Die kleine Zeitzeugin

Masochismus für die ganze Familie!

d'Lëtzebuerger Land vom 02.02.2024

Der ESC ist ein Event für Masochist/innen. Ich muss es wissen, ich erleide ihn seit Jahrzehnten. Ich habe keine andere Erklärung. Oder Entschuldigung. Der schrille Schrott. Als würde man sich in verblendender Sonne glitzernde Glasscherben einverleiben. Als würden einer die Augäpfel aufgeschlitzt und die Birne aufgeweicht. Krachkreischdampfstampf. Behämmert belämmert umblitzt und verdonnert. Zu was? Wozu?

Und all das auch noch freiwillig, als mündige Bürgerin. Vollverantwortlich. Ohne Narkose. Außer hoffentlich mit dem Trost geistiger Getränke versehen, damit es nicht in nüchternem Zustand passiert. Nicht auch das noch.

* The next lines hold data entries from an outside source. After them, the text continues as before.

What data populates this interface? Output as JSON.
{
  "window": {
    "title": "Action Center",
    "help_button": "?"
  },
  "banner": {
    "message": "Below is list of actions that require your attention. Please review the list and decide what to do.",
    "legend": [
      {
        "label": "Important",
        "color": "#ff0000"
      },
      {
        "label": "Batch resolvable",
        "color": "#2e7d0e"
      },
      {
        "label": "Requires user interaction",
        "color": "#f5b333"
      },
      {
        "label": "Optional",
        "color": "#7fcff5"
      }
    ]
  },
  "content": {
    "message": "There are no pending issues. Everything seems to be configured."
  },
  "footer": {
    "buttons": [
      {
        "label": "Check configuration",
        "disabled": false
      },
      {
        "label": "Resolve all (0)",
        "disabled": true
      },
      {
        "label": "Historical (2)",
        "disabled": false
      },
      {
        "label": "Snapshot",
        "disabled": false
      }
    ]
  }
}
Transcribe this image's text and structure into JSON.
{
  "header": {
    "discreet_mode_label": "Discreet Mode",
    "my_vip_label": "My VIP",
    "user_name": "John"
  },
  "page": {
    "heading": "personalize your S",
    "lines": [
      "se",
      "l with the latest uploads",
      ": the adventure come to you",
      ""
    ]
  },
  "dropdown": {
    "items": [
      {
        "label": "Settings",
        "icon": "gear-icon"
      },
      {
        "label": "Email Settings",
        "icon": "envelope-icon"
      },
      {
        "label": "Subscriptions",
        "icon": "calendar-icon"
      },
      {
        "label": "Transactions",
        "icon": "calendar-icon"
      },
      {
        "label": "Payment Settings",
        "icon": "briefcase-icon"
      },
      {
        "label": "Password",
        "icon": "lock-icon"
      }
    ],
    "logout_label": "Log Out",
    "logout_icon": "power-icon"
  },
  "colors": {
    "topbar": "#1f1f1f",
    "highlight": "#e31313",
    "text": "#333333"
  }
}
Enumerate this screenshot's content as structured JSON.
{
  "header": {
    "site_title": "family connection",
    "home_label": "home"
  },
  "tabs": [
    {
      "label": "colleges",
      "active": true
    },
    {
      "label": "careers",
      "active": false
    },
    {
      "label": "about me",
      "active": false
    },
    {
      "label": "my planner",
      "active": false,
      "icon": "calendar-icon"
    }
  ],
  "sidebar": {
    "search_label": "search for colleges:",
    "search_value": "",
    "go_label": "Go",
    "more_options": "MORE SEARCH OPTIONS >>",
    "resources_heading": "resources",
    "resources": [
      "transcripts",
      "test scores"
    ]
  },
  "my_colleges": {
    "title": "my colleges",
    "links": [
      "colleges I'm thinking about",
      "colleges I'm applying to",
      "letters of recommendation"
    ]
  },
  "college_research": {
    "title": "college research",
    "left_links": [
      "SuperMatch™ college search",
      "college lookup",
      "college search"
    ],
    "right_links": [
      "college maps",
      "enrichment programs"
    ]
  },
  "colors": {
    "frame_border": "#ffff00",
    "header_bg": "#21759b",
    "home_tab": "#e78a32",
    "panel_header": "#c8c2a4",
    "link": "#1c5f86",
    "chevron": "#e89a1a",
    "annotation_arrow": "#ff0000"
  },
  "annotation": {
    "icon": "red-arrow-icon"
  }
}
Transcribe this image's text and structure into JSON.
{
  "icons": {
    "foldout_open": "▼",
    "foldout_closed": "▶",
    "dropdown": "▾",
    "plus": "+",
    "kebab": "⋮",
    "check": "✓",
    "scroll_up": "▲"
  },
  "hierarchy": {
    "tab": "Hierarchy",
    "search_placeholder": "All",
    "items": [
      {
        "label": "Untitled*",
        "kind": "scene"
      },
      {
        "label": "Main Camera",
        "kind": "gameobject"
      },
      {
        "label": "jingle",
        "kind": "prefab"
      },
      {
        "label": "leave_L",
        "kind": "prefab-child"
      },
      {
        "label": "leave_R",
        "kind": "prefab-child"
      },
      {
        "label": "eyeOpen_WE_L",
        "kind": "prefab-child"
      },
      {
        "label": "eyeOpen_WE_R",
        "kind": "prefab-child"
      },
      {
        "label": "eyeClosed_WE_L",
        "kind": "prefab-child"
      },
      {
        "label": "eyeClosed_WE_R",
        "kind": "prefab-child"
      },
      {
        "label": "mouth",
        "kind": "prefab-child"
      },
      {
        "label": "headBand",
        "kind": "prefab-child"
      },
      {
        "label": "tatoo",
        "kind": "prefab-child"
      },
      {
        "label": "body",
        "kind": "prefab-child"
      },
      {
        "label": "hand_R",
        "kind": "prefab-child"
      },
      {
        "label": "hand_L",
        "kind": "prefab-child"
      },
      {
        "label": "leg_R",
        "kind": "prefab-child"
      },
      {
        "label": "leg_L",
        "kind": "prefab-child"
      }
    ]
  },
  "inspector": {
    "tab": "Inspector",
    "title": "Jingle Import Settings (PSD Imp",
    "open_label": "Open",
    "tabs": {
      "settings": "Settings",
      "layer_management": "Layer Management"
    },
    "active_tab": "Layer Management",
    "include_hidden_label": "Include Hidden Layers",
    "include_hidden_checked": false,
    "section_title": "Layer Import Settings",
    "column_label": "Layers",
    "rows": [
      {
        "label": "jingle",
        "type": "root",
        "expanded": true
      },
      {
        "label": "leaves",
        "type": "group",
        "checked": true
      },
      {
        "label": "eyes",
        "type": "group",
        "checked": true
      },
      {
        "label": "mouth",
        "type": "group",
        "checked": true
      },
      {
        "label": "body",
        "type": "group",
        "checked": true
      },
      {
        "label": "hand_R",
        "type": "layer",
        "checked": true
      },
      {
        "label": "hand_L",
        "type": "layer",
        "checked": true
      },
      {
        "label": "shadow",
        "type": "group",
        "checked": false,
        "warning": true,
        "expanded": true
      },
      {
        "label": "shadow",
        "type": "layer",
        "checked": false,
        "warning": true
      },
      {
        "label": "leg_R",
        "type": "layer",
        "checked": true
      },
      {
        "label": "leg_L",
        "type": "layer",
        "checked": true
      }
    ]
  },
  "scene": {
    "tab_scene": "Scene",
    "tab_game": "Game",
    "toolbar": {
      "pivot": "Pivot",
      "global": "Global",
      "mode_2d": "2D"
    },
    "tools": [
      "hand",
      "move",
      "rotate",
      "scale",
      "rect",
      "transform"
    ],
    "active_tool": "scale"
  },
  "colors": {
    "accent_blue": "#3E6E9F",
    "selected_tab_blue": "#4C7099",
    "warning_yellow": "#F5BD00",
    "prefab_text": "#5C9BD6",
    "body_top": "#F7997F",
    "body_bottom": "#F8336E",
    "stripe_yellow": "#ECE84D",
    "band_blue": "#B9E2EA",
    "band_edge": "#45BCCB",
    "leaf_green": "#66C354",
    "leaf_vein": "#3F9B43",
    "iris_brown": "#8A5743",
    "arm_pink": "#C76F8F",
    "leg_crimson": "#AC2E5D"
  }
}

Nach Sandy Shaw, die bloßfüßig tänzelnd die Pantoffel-Couchpotatoes aus ihrem Wirtschaftswundernickerchen aufschreckte, war bei mir Schluss. Euro-Vision, wie das damals noch so hoffnungsvoll hieß, das war dann nicht mehr verstandesgemäß. Jetzt war man Beatles und dann schon Stones, da knabberte man keine Salzstangen um baritönenden Herren in Hemdbrust und Damen in Rüschenmontur und mit gemeißelten Frisuren beim Hyperventilieren und Tirilieren zu assistieren.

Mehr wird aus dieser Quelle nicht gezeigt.